Com um aceno hesitante, Hildegaard concordou, e voltou a encher os copos. Ninguém podia dizer que o seu primo não era corajoso. No lugar dele, de tudo o que sabia da infância infeliz que nenhuma criança teria merecido, não visitaria aquele castelo. Talvez nem visitasse aquelas terras, talvez nem visitasse aquela prima. Durante muitos anos, tinha sido exactamente o que se passara.
– Porque é que vieste, Eric? – perguntou, sem rodeios. – Porque é que quiseste aqui vir, onde vais ouvir coisas que te causam más memórias, coisas que te enraivecem…
– É isso que pensas? Que vou permitir que o passado se interponha entre mim e o futuro? As más memórias não estão aqui, prima. És tu que estás aqui. E sabes porque vim.
Então era aquele, o momento, e Eric fitava-lhe os olhos verdes que Hildegaard preferia desviar dos dele.
– Vim por ti. – Eric continuou, determinado. – Vim porque o meu tempo esgota-se. Tenho de escolher uma esposa. As famílias pretendentes sufocam-me de convites. Não posso fugir-lhes para sempre. – e pegando na mão da sua prima, insistiu, talvez pela última vez: – Porque não? Esquece o trono, esquece a coroa, casa comigo porque nos amamos. Não podes negar que nos amamos! E não compreendo, porque é que hei-de casar com uma estranha quando te encontrei a ti? Alguém que eu amo, alguém que me ama, alguém que ama o meu filho, uma princesa! E linda, e gentil, cheia de qualidades que admiro e respeito. Alguém que me compreende. Diz-me, que louco seria eu se deixasse escapar esta felicidade?… Porque não, Hildegaard, que nem queres considerar o futuro que podemos ter os dois? Tantos nobres antes de nós foram forçados a aceitar casamentos sem amor. Como podemos nós desprezar esta sorte de nos termos encontrado?
– Sorte?! – Hildegaard contestou, e finalmente enfrentou-lhe o olhar. – Devias ouvir-te a ti próprio! A Igreja vai crucificar-nos.
– A Igreja concedeu-me a autorização, por escrito. Como te prometi. O nosso parentesco não é impeditivo. E quanto ao resto do reino, ninguém achará estranho. És uma aliada, uma princesa de uma casa real…
– Oh Eric!… – Hildegaard sentou-se direita na cadeira, e abanou a cabeça. – Uma princesa arruinada, de quem já ninguém se lembra. Excepto o que dizem de nós lá fora. Excepto o que tu gostas de ignorar.
– O mundo lá fora mudou. As pessoas já não são tão ignorantes e supersticiosas que acreditem em bruxaria. Já não vivem no medo. Agora têm mais com que se entreter. Graças a mim, graças a ti, graças aos nossos aliados que puseram um fim à guerra, e agora o império prospera e enriquece…

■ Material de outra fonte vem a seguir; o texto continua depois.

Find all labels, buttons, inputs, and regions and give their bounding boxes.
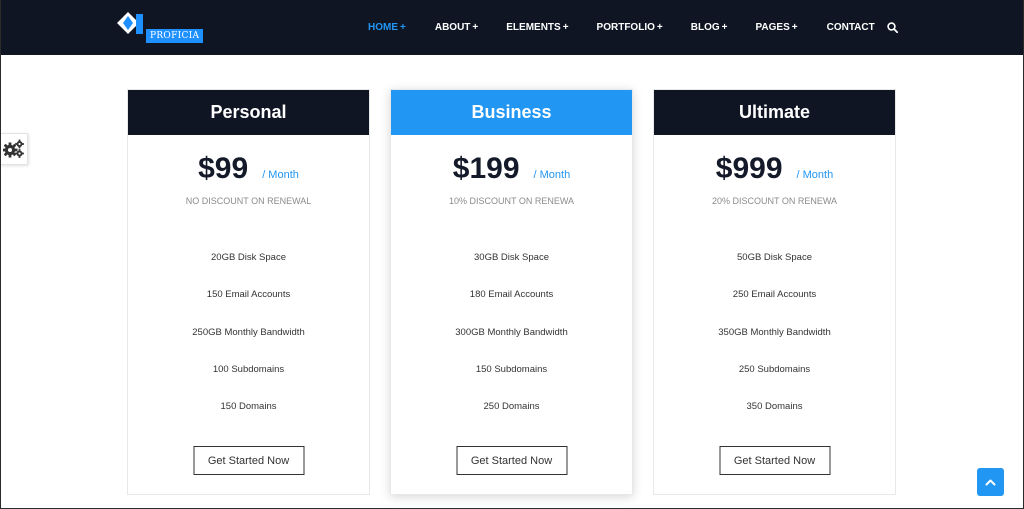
- nav-item-label: PORTFOLIO: [596, 22, 655, 33]
- get-started-button[interactable]: Get Started Now: [456, 446, 567, 475]
- nav-item-elements[interactable]: ELEMENTS +: [506, 22, 568, 33]
- feature-item: 150 Subdomains: [475, 363, 548, 375]
- feature-item: 250 Domains: [483, 401, 540, 413]
- feature-item: 150 Email Accounts: [206, 289, 291, 301]
- site-logo[interactable]: PROFICIA: [116, 11, 204, 45]
- plan-discount: 20% DISCOUNT ON RENEWA: [711, 196, 838, 206]
- site-header: PROFICIA HOME + ABOUT + ELEMENTS + PORTFOLI…: [0, 0, 1024, 55]
- nav-item-label: ABOUT: [434, 22, 471, 33]
- nav-item-portfolio[interactable]: PORTFOLIO +: [597, 22, 663, 33]
- plan-price: $999: [715, 152, 783, 185]
- plus-icon: +: [562, 22, 569, 33]
- plan-period: / Month: [262, 169, 299, 181]
- nav-item-label: BLOG: [690, 22, 720, 33]
- feature-item: 350 Domains: [746, 401, 803, 413]
- price-row: $199 / Month: [391, 152, 632, 186]
- plan-discount: NO DISCOUNT ON RENEWAL: [185, 196, 312, 206]
- nav-item-about[interactable]: ABOUT +: [435, 22, 478, 33]
- chevron-up-icon: [985, 479, 996, 486]
- feature-item: 20GB Disk Space: [211, 252, 286, 263]
- feature-item: 180 Email Accounts: [469, 289, 554, 301]
- plan-name: Personal: [128, 90, 369, 135]
- plus-icon: +: [400, 22, 406, 33]
- feature-item: 30GB Disk Space: [474, 252, 549, 263]
- nav-item-blog[interactable]: BLOG +: [691, 22, 728, 33]
- plus-icon: +: [721, 22, 728, 33]
- nav-item-label: ELEMENTS: [506, 22, 561, 33]
- plan-name: Business: [391, 90, 632, 135]
- price-row: $999 / Month: [654, 152, 895, 186]
- plan-price: $99: [198, 152, 249, 185]
- plan-name: Ultimate: [654, 90, 895, 135]
- feature-item: 350GB Monthly Bandwidth: [718, 326, 831, 338]
- logo-mark-icon: [117, 12, 143, 34]
- scroll-to-top-button[interactable]: [977, 468, 1004, 496]
- feature-item: 100 Subdomains: [212, 363, 285, 375]
- feature-item: 50GB Disk Space: [737, 252, 812, 263]
- plan-discount: 10% DISCOUNT ON RENEWA: [448, 196, 575, 206]
- main-nav: HOME + ABOUT + ELEMENTS + PORTFOLIO + BLOG + …: [368, 0, 875, 55]
- plan-period: / Month: [533, 169, 571, 181]
- search-icon[interactable]: [887, 22, 898, 33]
- nav-item-home[interactable]: HOME +: [368, 22, 406, 33]
- nav-item-label: PAGES: [755, 22, 790, 33]
- nav-item-pages[interactable]: PAGES +: [755, 22, 797, 33]
- gear-icon: [2, 139, 24, 158]
- feature-item: 250GB Monthly Bandwidth: [192, 326, 305, 338]
- plus-icon: +: [472, 22, 479, 33]
- nav-item-label: CONTACT: [826, 22, 875, 33]
- feature-item: 250 Subdomains: [738, 363, 811, 375]
- get-started-button[interactable]: Get Started Now: [719, 446, 830, 475]
- nav-item-contact[interactable]: CONTACT: [827, 22, 875, 33]
- plan-period: / Month: [796, 169, 834, 181]
- plus-icon: +: [656, 22, 663, 33]
- logo-wordmark: PROFICIA: [146, 29, 204, 43]
- pricing-card-business: Business $199 / Month 10% DISCOUNT ON RE…: [390, 89, 633, 495]
- plan-price: $199: [452, 152, 520, 185]
- feature-item: 250 Email Accounts: [732, 289, 817, 301]
- pricing-card-personal: Personal $99 / Month NO DISCOUNT ON RENE…: [127, 89, 370, 495]
- feature-item: 300GB Monthly Bandwidth: [455, 326, 568, 338]
- settings-toggle[interactable]: [0, 133, 28, 165]
- get-started-button[interactable]: Get Started Now: [193, 446, 304, 475]
- feature-item: 150 Domains: [220, 401, 277, 413]
- price-row: $99 / Month: [128, 152, 369, 186]
- plus-icon: +: [791, 22, 798, 33]
- pricing-card-ultimate: Ultimate $999 / Month 20% DISCOUNT ON RE…: [653, 89, 896, 495]
- feature-list: 30GB Disk Space 180 Email Accounts 300GB…: [391, 252, 632, 438]
- feature-list: 50GB Disk Space 250 Email Accounts 350GB…: [654, 252, 895, 438]
- nav-item-label: HOME: [368, 22, 398, 33]
- feature-list: 20GB Disk Space 150 Email Accounts 250GB…: [128, 252, 369, 438]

– O mundo não mudou! – Hildegaard interrompeu, e no seu tom Eric percebeu que a conversa chegava ao fim. – Estás a ser um tolo. O melhor conselho que te posso dar é que cases com uma inimiga. É assim que se fazem alianças. Pessoas como nós não casam por amor. E eu, primo, não tenciono casar-me de todo.
Hildegaard levantou-se e terminou o resto do licor. Era o fim da conversa, e Eric quase se sentia tentado a enterrar o rosto desanimado nas mãos. Mas havia algo de diferente, desta vez. Hildegaard não tinha dito não, não tinha rejeitado o assunto tão depressa como das outras vezes. Não era o bastante para ter esperança, mas não era o bastante para a perder. Ainda tinha um dia. Não perderia a esperança antes de abandonar aquele castelo.

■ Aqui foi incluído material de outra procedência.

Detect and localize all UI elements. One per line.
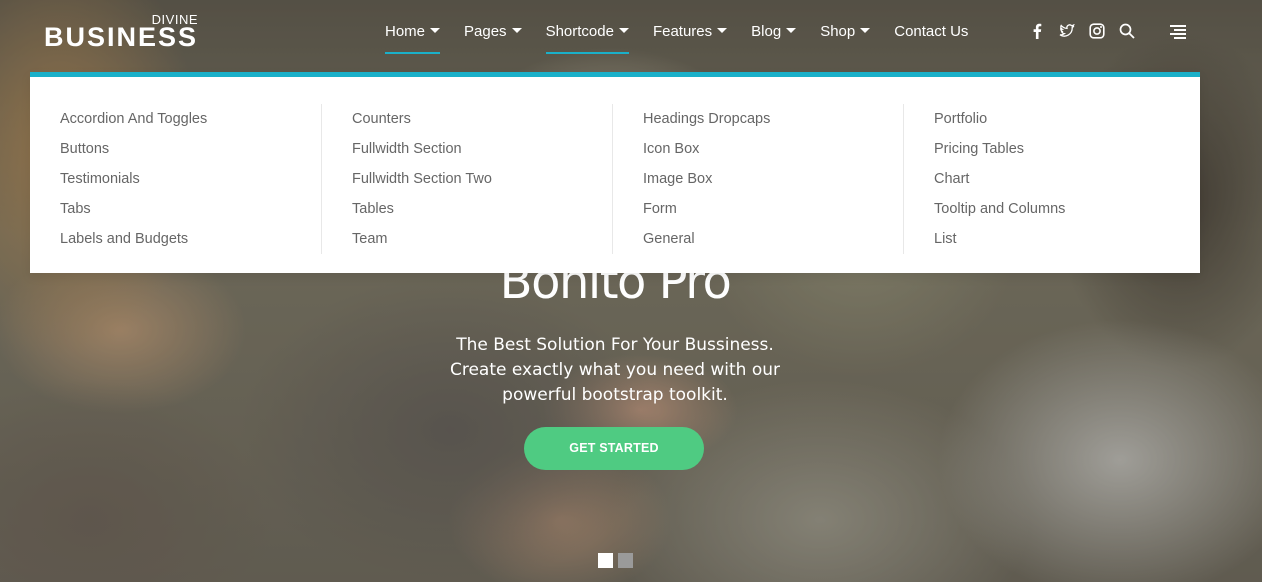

– Vim por ti. – concluiu, por agora. – Virei sempre por ti, porque te encontrei. Já desperdiçámos tanto tempo em equívocos, em desconfianças sem sentido. Não te vou dizer que estou aqui porque somos família. Nem sei o que isso é. Estou aqui porque somos amigos. Se te basta, bastar-me-á também.
À mesa, Hildegaard abria outra garrafa, nem suave nem adocicada. O melhor momento do seu dia. Em silêncio, encheu outro copo da essência líquida e translúcida, ardente, que tomou de um só trago. Eric levantou-se atrás dela, fingindo a perfeita desculpa naquela garrafa recém-aberta.

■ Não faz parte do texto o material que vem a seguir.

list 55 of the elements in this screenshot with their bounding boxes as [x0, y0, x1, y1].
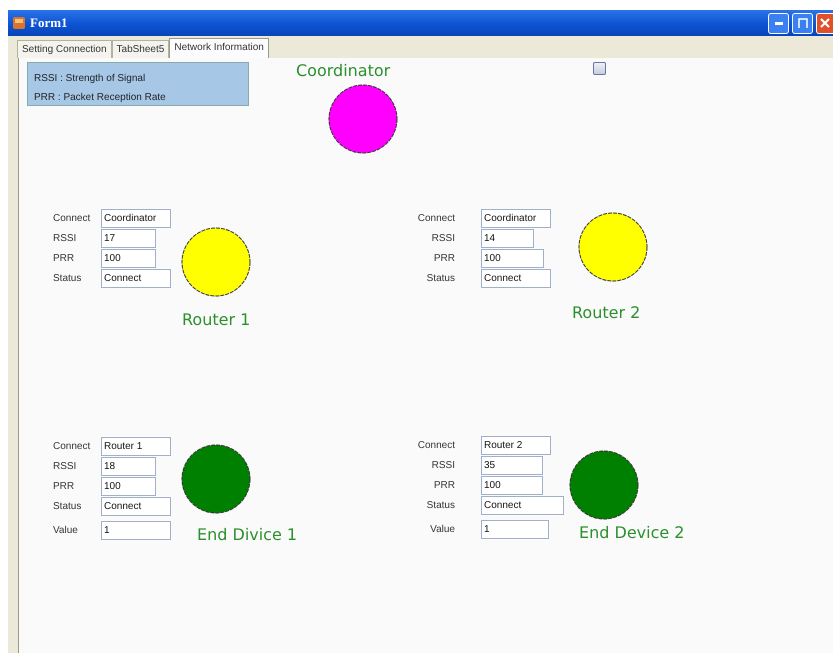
field-label: Status [426, 500, 455, 510]
window-title: Form1 [30, 15, 68, 31]
text-field[interactable]: Connect [101, 268, 171, 288]
field-label: Connect [53, 212, 92, 224]
field-label: RSSI [430, 460, 455, 470]
tab[interactable]: Setting Connection [17, 40, 112, 58]
field-label: PRR [53, 480, 76, 492]
text-field[interactable]: 17 [101, 228, 156, 248]
tab[interactable]: Network Information [169, 38, 269, 58]
field-label: RSSI [430, 232, 455, 244]
maximize-button[interactable] [792, 12, 813, 34]
minimize-icon [774, 22, 782, 24]
field-label: Value [53, 524, 79, 536]
tab[interactable]: TabSheet5 [112, 40, 170, 58]
text-field[interactable]: Connect [101, 496, 171, 516]
field-label: PRR [432, 252, 455, 264]
text-field[interactable]: 1 [481, 520, 549, 538]
checkbox[interactable] [593, 62, 606, 75]
node-label: End Device 2 [579, 523, 684, 542]
maximize-icon [798, 18, 808, 28]
legend-text: PRR : Packet Reception Rate [34, 91, 167, 105]
legend-text: RSSI : Strength of Signal [34, 72, 146, 86]
text-field[interactable]: 14 [481, 228, 534, 248]
node-label: Coordinator [296, 61, 390, 80]
field-label: RSSI [53, 232, 78, 244]
field-label: Status [53, 500, 82, 512]
text-field[interactable]: 100 [101, 248, 156, 268]
text-field[interactable]: 100 [481, 476, 543, 494]
field-label: PRR [432, 480, 455, 490]
app-icon [13, 17, 25, 29]
field-label: Connect [53, 440, 92, 452]
field-label: Status [426, 272, 455, 284]
minimize-button[interactable] [768, 12, 789, 34]
text-field[interactable]: 100 [481, 248, 544, 268]
field-label: PRR [53, 252, 76, 264]
text-field[interactable]: 35 [481, 456, 543, 474]
node-label: Router 2 [572, 303, 640, 322]
field-label: Connect [416, 440, 455, 450]
text-field[interactable]: Coordinator [101, 208, 171, 228]
text-field[interactable]: Router 1 [101, 436, 171, 456]
text-field[interactable]: Connect [481, 268, 551, 288]
node-label: Router 1 [182, 310, 250, 329]
text-field[interactable]: Connect [481, 496, 564, 514]
text-field[interactable]: Router 2 [481, 436, 551, 454]
field-label: Connect [416, 212, 455, 224]
node-label: End Divice 1 [197, 525, 298, 544]
close-icon [820, 18, 830, 28]
text-field[interactable]: 18 [101, 456, 156, 476]
text-field[interactable]: Coordinator [481, 208, 551, 228]
field-label: RSSI [53, 460, 78, 472]
field-label: Status [53, 272, 82, 284]
text-field[interactable]: 1 [101, 520, 171, 540]
close-button[interactable] [816, 12, 833, 34]
field-label: Value [429, 524, 455, 534]
text-field[interactable]: 100 [101, 476, 156, 496]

– Lamento. Não te queria aborrecer. – tentou fazer-se perdoar. Hildegaard não lhe parecia aborrecida, nem sequer irritada. Parecia triste, os olhos verdes mais escuros agora que se afastara do fulgor da lareira, o loiro do seu cabelo mais apagado na sombra que lhe velava o rosto. Mas bela. Como ninguém a imaginaria nas suas roupas de homem, na sua armadura de guerreira, nos seus trajes enlameados de caçadora. Hildegaard nada tinha de arrapazada, naquele gesto fluido com que enchia outro copo e lho estendia, delicadamente, docemente, como só uma mulher era capaz. O cinto largo que lhe cingia o vestido, de duro couro afivelado, nada lhe roubava à figura graciosa. Eric perguntou-se por que milagre era a sua prima ainda solteira. Mas a conversa tinha chegado ao fim, e aceitou a aguardente que engoliu sem saborear. – Obrigado por me receberes. – agradeceu, toda a sua sinceridade naquelas palavras tão sentidas. – Se não estivesse aqui não me tinha livrado dos convites, todos aqueles convites gananciosos dos que querem o imperador à sua mesa. Não fiz outra coisa nos últimos dez anos senão distribuir-me por entre eles. Por uma vez na vida, que esta festa seja para mim. Para nós.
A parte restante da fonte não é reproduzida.